Me: (in bed, daydreaming at night, practicing the fine art of escapism from chronic pain) Yah?
Hank: (noticing) Oh, am I interrupting you working on something for your story?
Me: Not at all. (cracking an eye open) What’s up, buttercup?
Hank: (bringing me a computer printout) I saw this on the fridge and I noticed it was a conta (bill). What is this?
Me: Oh, this is the flight itinerary for Aunt Kelly, Uncle Bryan, Connor and Aida to visit in TWO WEEEKSS! I am so excited. I can’t believe this is really real!
Hank: Oh, really? But the conta (bill)! This is like super expensive.

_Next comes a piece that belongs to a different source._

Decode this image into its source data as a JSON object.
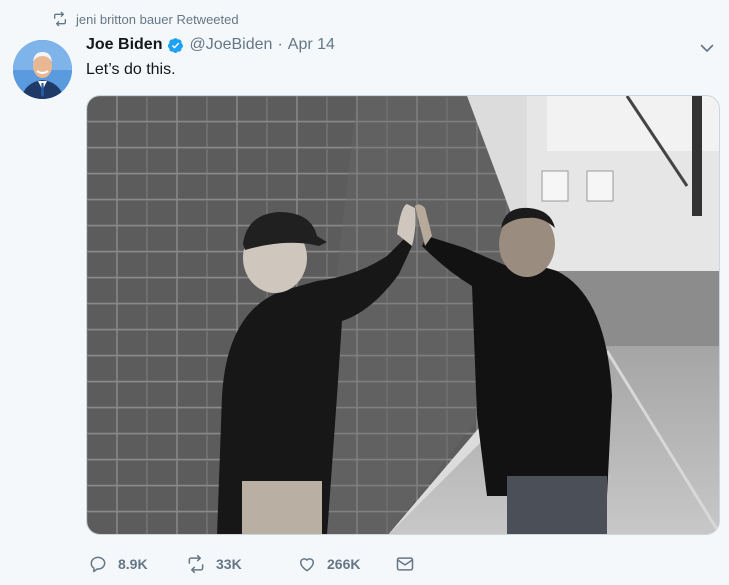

Me: This is what four plane tickets across the ocean cost and this isn’t even the full conta (bill). They had travel vouchers, meaning free flight credits, from Minnesota to Boston.

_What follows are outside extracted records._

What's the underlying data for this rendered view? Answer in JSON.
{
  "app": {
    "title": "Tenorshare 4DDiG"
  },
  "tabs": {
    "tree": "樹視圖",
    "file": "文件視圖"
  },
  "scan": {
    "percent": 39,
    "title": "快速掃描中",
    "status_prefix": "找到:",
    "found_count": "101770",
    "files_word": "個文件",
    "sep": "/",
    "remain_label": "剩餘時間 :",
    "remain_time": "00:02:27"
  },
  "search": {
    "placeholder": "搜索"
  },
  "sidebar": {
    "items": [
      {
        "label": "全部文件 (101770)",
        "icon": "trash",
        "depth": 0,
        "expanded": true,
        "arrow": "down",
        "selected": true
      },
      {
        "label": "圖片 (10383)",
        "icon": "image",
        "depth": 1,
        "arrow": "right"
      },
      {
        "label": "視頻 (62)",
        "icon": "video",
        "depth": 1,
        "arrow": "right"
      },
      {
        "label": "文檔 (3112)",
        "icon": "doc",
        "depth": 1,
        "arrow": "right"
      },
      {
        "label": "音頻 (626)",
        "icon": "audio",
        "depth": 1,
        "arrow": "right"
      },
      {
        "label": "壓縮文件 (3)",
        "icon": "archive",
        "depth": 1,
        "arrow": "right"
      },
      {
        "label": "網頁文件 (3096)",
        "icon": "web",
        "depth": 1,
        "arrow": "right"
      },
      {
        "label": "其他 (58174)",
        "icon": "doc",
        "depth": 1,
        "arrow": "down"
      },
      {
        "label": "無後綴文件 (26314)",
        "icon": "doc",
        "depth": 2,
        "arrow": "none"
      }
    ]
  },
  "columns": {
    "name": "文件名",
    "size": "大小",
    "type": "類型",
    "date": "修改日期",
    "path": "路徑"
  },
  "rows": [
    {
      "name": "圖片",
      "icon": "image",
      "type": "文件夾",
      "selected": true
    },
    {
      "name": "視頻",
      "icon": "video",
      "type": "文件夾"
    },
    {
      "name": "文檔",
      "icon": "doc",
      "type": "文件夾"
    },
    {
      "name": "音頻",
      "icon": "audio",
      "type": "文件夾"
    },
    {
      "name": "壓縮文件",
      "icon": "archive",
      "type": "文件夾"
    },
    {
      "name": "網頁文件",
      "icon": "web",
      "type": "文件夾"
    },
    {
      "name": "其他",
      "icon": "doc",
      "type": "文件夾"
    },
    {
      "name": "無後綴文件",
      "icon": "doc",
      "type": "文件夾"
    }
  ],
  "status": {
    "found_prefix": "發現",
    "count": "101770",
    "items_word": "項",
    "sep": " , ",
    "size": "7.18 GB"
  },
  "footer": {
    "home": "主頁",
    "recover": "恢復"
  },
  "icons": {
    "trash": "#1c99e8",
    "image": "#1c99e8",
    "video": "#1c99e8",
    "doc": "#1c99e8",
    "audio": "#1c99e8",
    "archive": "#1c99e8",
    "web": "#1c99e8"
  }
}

Hank: Where is Minnesota? And Where is Boston? And it says here they are flying into Lisbon?
Me: That is normal if you don’t fly out of Frankfort, Germany to have a layover in Lisboa before continuing on up to Porto.
Hank: And is says Lisbon and not Lisboa.
Me: Yes, because this itinerary is in English. Just like we say Inglaterra in Portuguese and England in English.
Hank: I guess that makes sense.
Me: Bring over, carefully, my computer please. I will pull up a map. They are traveling from the other side of the Mississippi River…
Me: And then they stop in Boston for a layover, then over the Atlantic, then land in Lisbon…
Me: And then up to us.
Hank: (inspecting the map) And where was I born?
Me: You were born in Southern, Indiana. Here. In Bloomington where your papa got his PhD and I studied Art.
Hank: (looking back at the printed flight itinerary) So this isn’t the conta (bill) for the whole trip.
Hank: It would have been even more expensive if they didn’t have that voucher.
Hank: This is a lot of money, mama.
Me: It is. This is what it cost for four people to travel to us and NOT in peek tourist season.
Hank: (thinking rather loudly)
Hank: We will make it worth it, won’t we?
Me: Of course. It could rain every day, sheets and sheets, and it would still be worth it because we will be together.
Hank: This conta (bill) is like, worth it, because it means they love us.
Me: And we love them. Memories are priceless.
Hank: Okay. (getting up to leave, turning back, leaning against the door frame) I understand now.
Me: You understand what?
Hank: I understand now why we don’t visit America more and people don’t visit us as much. I thought it was just because you are sick, but I understand now it isn’t just that, because we’re four too. Our family is also four plane tickets.
Hank: What is that thing you say? The thing they say in America? About the lunch?
Me: There is no free lunch.
Hank: (waving the itinerary in the air) This is like that, isn’t it?
Me: It is.
Hank: Love should be free.
Me: It is and sometimes it isn’t, but love is always worth it.
Hank: You should get a voucher for love trips.
Me: (roaring with laughter) Then who would pay for airplanes and fuel and in flight meals and salaries of pilots and the fight attendants both TRAINED TO SAVE YOUR LIFE.
Hank: (shrugs, mind on something else) We are going to have the best time with them.
Me: We are. Now stop worrying about money, put that itinerary back on the fridge and lets come up with a list of things you want to show Aida and Conner in Guimarães. You will be their tour guide!
Hank: (bouncing off) Okay, I will get my notebook. Be right back.